Annesine sıkıca sarılırken sevgi dolu anın tadını çıkarıyordu. "Senin suçun değil. Benim suçum anne. Böyle olduğum için."
Annesi başını şiddetle sallarken küçük bir hıçkırık dudakların kaçtı. "Senin suçun değil," diye tekrar etti onu. "Onunla konuşacağım. Sen bunu hak etmiyorsun tatlım. Sende... yanlış olan bir şey yok."
Aralarındaki anne-oğul sevgisiyle geçen kısa andan sonra annesi yanından ayrıldı. San bazen annesi onunla rahat olduğu için utanıyor mu diye merak etti, çünkü annesinin en zor anlarına tanıklık etmiş ve her zaman onun yanında olmuştu.
Ama annesinin ona borçlu hissetmemesi gerekiyordu. San onun oğluydu sonuçta.
San bir kez daha, bu sefer sessizce kapıyı kapattı ve sonunda kendisini yatağına bırakabildi. Diiing.
Benimle dalga mı geçiyorsunuz.
Gözlerini ovarken telefonu açtı, yaralı eklemleri bükülürken derin bir iç çekti. "Alo?"

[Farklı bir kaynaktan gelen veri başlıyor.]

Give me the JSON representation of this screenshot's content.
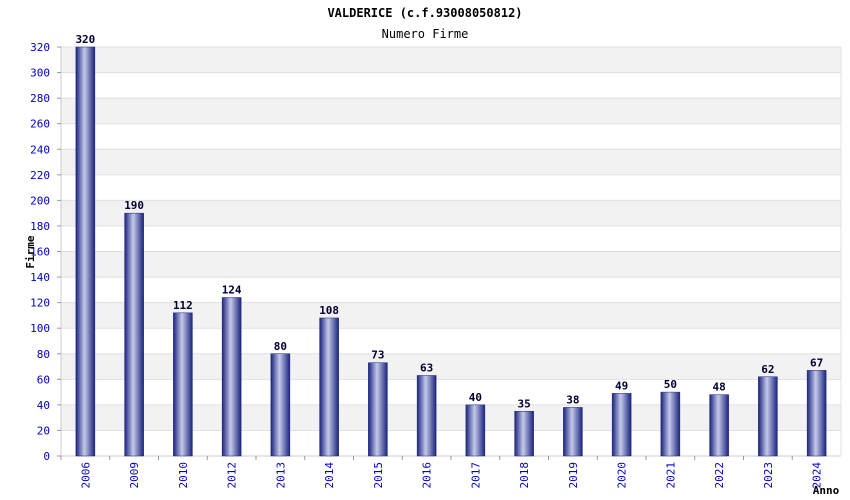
{
  "chart_data": {
    "type": "bar",
    "title": "VALDERICE (c.f.93008050812)",
    "subtitle": "Numero Firme",
    "xlabel": "Anno",
    "ylabel": "Firme",
    "categories": [
      "2006",
      "2009",
      "2010",
      "2012",
      "2013",
      "2014",
      "2015",
      "2016",
      "2017",
      "2018",
      "2019",
      "2020",
      "2021",
      "2022",
      "2023",
      "2024"
    ],
    "values": [
      320,
      190,
      112,
      124,
      80,
      108,
      73,
      63,
      40,
      35,
      38,
      49,
      50,
      48,
      62,
      67
    ],
    "ylim": [
      0,
      320
    ],
    "yticks": [
      0,
      20,
      40,
      60,
      80,
      100,
      120,
      140,
      160,
      180,
      200,
      220,
      240,
      260,
      280,
      300,
      320
    ],
    "grid": true,
    "bar_color": "#1a237e",
    "band_color": "#f2f2f2",
    "label_color": "#000033",
    "tick_color": "#0000cc"
  }
}
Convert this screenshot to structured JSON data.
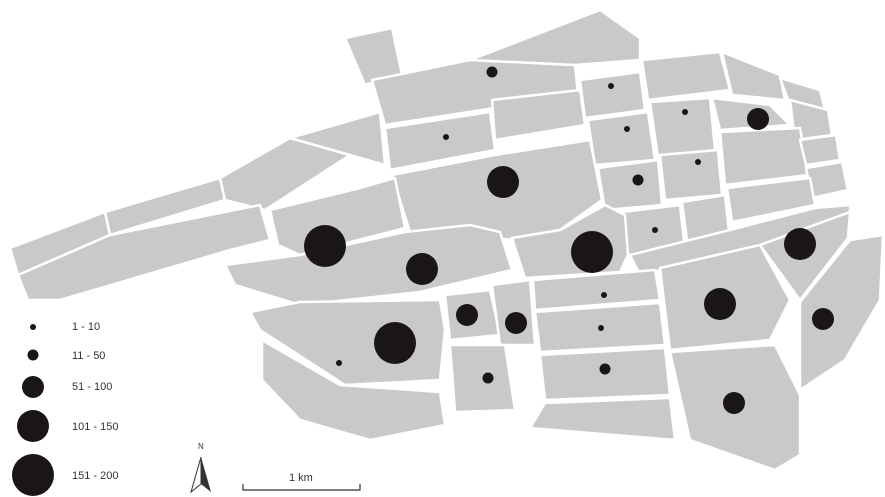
{
  "legend": {
    "classes": [
      {
        "label": "1 - 10"
      },
      {
        "label": "11 - 50"
      },
      {
        "label": "51 - 100"
      },
      {
        "label": "101 - 150"
      },
      {
        "label": "151 - 200"
      }
    ]
  },
  "north_arrow": {
    "label": "N"
  },
  "scale_bar": {
    "label": "1 km"
  },
  "colors": {
    "land": "#c9c9c9",
    "road": "#ffffff",
    "symbol": "#1a1616"
  },
  "symbols": [
    {
      "block": "north-strip",
      "class": 1
    },
    {
      "block": "upper-left-middle",
      "class": 0
    },
    {
      "block": "upper-center",
      "class": 3
    },
    {
      "block": "grid-col1-row1",
      "class": 0
    },
    {
      "block": "grid-col1-row2",
      "class": 0
    },
    {
      "block": "grid-col1-row3",
      "class": 1
    },
    {
      "block": "grid-col1-row4",
      "class": 0
    },
    {
      "block": "grid-col2-row2",
      "class": 0
    },
    {
      "block": "grid-col2-row3",
      "class": 0
    },
    {
      "block": "east-corner",
      "class": 2
    },
    {
      "block": "west-large",
      "class": 4
    },
    {
      "block": "center-west",
      "class": 3
    },
    {
      "block": "center",
      "class": 4
    },
    {
      "block": "east-upper",
      "class": 3
    },
    {
      "block": "south-mid-1",
      "class": 2
    },
    {
      "block": "south-mid-2",
      "class": 2
    },
    {
      "block": "south-center-1",
      "class": 0
    },
    {
      "block": "south-center-2",
      "class": 0
    },
    {
      "block": "south-east",
      "class": 3
    },
    {
      "block": "far-east",
      "class": 2
    },
    {
      "block": "south-west-large",
      "class": 4
    },
    {
      "block": "south-west-edge",
      "class": 0
    },
    {
      "block": "south-small",
      "class": 1
    },
    {
      "block": "south-center-3",
      "class": 1
    },
    {
      "block": "south-east-low",
      "class": 2
    }
  ]
}
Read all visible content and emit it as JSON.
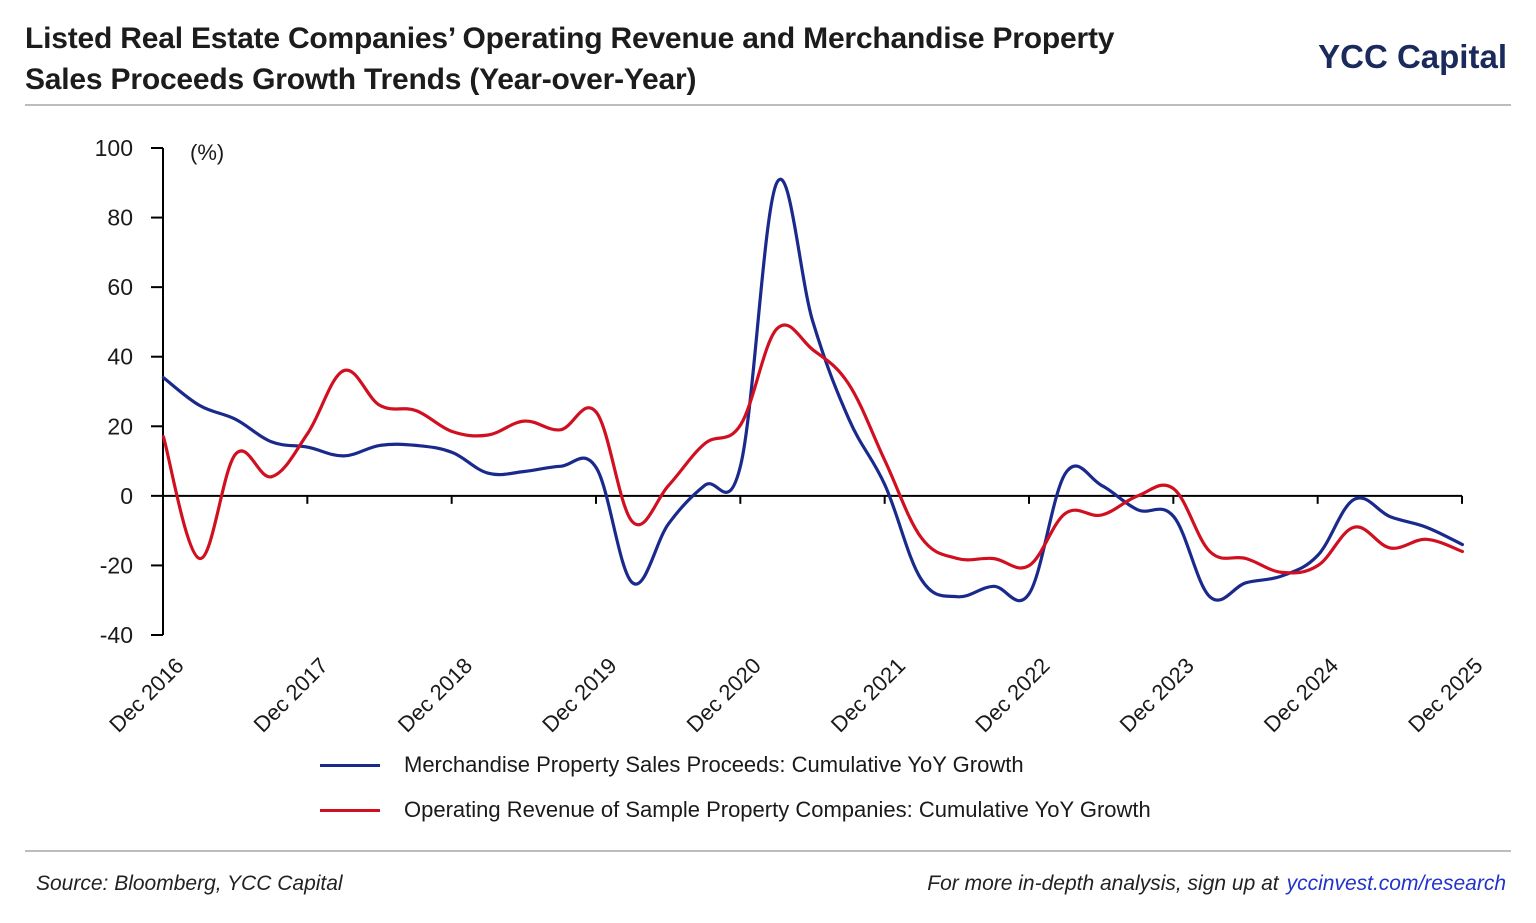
{
  "header": {
    "title_line1": "Listed Real Estate Companies’ Operating Revenue and Merchandise Property",
    "title_line2": "Sales Proceeds Growth Trends (Year-over-Year)",
    "brand": "YCC Capital"
  },
  "footer": {
    "source": "Source: Bloomberg, YCC Capital",
    "cta": "For more in-depth analysis, sign up at",
    "link": "yccinvest.com/research"
  },
  "colors": {
    "series_blue": "#1a2a8c",
    "series_red": "#d01020",
    "axis": "#000000",
    "link": "#2233cc"
  },
  "chart_data": {
    "type": "line",
    "title": "Listed Real Estate Companies’ Operating Revenue and Merchandise Property Sales Proceeds Growth Trends (Year-over-Year)",
    "unit_label": "(%)",
    "ylim": [
      -40,
      100
    ],
    "yticks": [
      -40,
      -20,
      0,
      20,
      40,
      60,
      80,
      100
    ],
    "xlim": [
      2016.917,
      2025.917
    ],
    "xtick_labels": [
      "Dec 2016",
      "Dec 2017",
      "Dec 2018",
      "Dec 2019",
      "Dec 2020",
      "Dec 2021",
      "Dec 2022",
      "Dec 2023",
      "Dec 2024",
      "Dec 2025"
    ],
    "grid": false,
    "legend_position": "bottom",
    "series": [
      {
        "name": "Merchandise Property Sales Proceeds: Cumulative YoY Growth",
        "color": "#1a2a8c",
        "points": [
          [
            2016.92,
            34
          ],
          [
            2017.17,
            26
          ],
          [
            2017.42,
            22
          ],
          [
            2017.67,
            15.5
          ],
          [
            2017.92,
            14
          ],
          [
            2018.17,
            11.5
          ],
          [
            2018.42,
            14.5
          ],
          [
            2018.67,
            14.5
          ],
          [
            2018.92,
            12.5
          ],
          [
            2019.17,
            6.5
          ],
          [
            2019.42,
            7
          ],
          [
            2019.67,
            8.5
          ],
          [
            2019.92,
            8
          ],
          [
            2020.17,
            -25
          ],
          [
            2020.42,
            -8
          ],
          [
            2020.67,
            3
          ],
          [
            2020.92,
            9
          ],
          [
            2021.17,
            90
          ],
          [
            2021.42,
            50
          ],
          [
            2021.67,
            22
          ],
          [
            2021.92,
            3
          ],
          [
            2022.17,
            -24
          ],
          [
            2022.42,
            -29
          ],
          [
            2022.67,
            -26
          ],
          [
            2022.92,
            -28
          ],
          [
            2023.17,
            6.5
          ],
          [
            2023.42,
            3
          ],
          [
            2023.67,
            -4
          ],
          [
            2023.92,
            -6
          ],
          [
            2024.17,
            -29
          ],
          [
            2024.42,
            -25
          ],
          [
            2024.67,
            -23
          ],
          [
            2024.92,
            -17
          ],
          [
            2025.17,
            -1
          ],
          [
            2025.42,
            -6
          ],
          [
            2025.67,
            -9
          ],
          [
            2025.92,
            -14
          ]
        ]
      },
      {
        "name": "Operating Revenue of Sample Property Companies: Cumulative YoY Growth",
        "color": "#d01020",
        "points": [
          [
            2016.92,
            17
          ],
          [
            2017.17,
            -18
          ],
          [
            2017.42,
            12
          ],
          [
            2017.67,
            5.5
          ],
          [
            2017.92,
            18
          ],
          [
            2018.17,
            36
          ],
          [
            2018.42,
            26
          ],
          [
            2018.67,
            24.5
          ],
          [
            2018.92,
            18.5
          ],
          [
            2019.17,
            17.5
          ],
          [
            2019.42,
            21.5
          ],
          [
            2019.67,
            19
          ],
          [
            2019.92,
            24
          ],
          [
            2020.17,
            -7.5
          ],
          [
            2020.42,
            3
          ],
          [
            2020.67,
            15
          ],
          [
            2020.92,
            20.5
          ],
          [
            2021.17,
            48
          ],
          [
            2021.42,
            42
          ],
          [
            2021.67,
            32
          ],
          [
            2021.92,
            10
          ],
          [
            2022.17,
            -12
          ],
          [
            2022.42,
            -18
          ],
          [
            2022.67,
            -18
          ],
          [
            2022.92,
            -20
          ],
          [
            2023.17,
            -5
          ],
          [
            2023.42,
            -5.5
          ],
          [
            2023.67,
            0
          ],
          [
            2023.92,
            2
          ],
          [
            2024.17,
            -16
          ],
          [
            2024.42,
            -18
          ],
          [
            2024.67,
            -22
          ],
          [
            2024.92,
            -20
          ],
          [
            2025.17,
            -9
          ],
          [
            2025.42,
            -15
          ],
          [
            2025.67,
            -12.5
          ],
          [
            2025.92,
            -16
          ]
        ]
      }
    ]
  }
}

"San." Yunho'ydu. "Benim, Yunho. Felixle olanları... duydum."
Hatta bir süre sessizlik hakim oldu, San verecek bir cevap bulamamıştı. "Ben sana sinirli değilim ama Yeosang... sana kızgın."
Yunho devam etmeden önce derin bir nefes aldı. "Aslında ben de sana biraz kızgınım. Her şey belliydi San. Felix umutsuzca hislerini saklıyordu. Ama onunla aynı hisler beslemediğin için seni suçlamıyorum. Sadece... keşke onu incitmeseydin."
"Onu incitmeyi asla istemedim," diye yanıtladı San yorgun bir halde. "İstediğim en son şey bu."
"Çok geç," diye tekrar etti Yunho Felix'in son sözlerini. "Ama kimse buna bir şey yapamaz. Yeosang ve Felix, Bambam'in grubuyla takılıyorlar. Anti-Wooyoung grubu sanırım. Beni Mingi'den dolayı kabul etmiyorlar. Gerçi ben de onlarla olmak istemiyorum zaten."
Birkaç basit kelimeyle arkadaşlığına yaptığı şeylerden nefret ederek dudağını ısırdı San. "Güzel."
Tekrar sessizlik çöktü. "Bugün üvey babam bana vurdu."
"Çok üzüldüm San. Sen iyi misin? Orada mutlu olmadığını biliyordum," diye yanıtladı Yunho endişeli sesiyle.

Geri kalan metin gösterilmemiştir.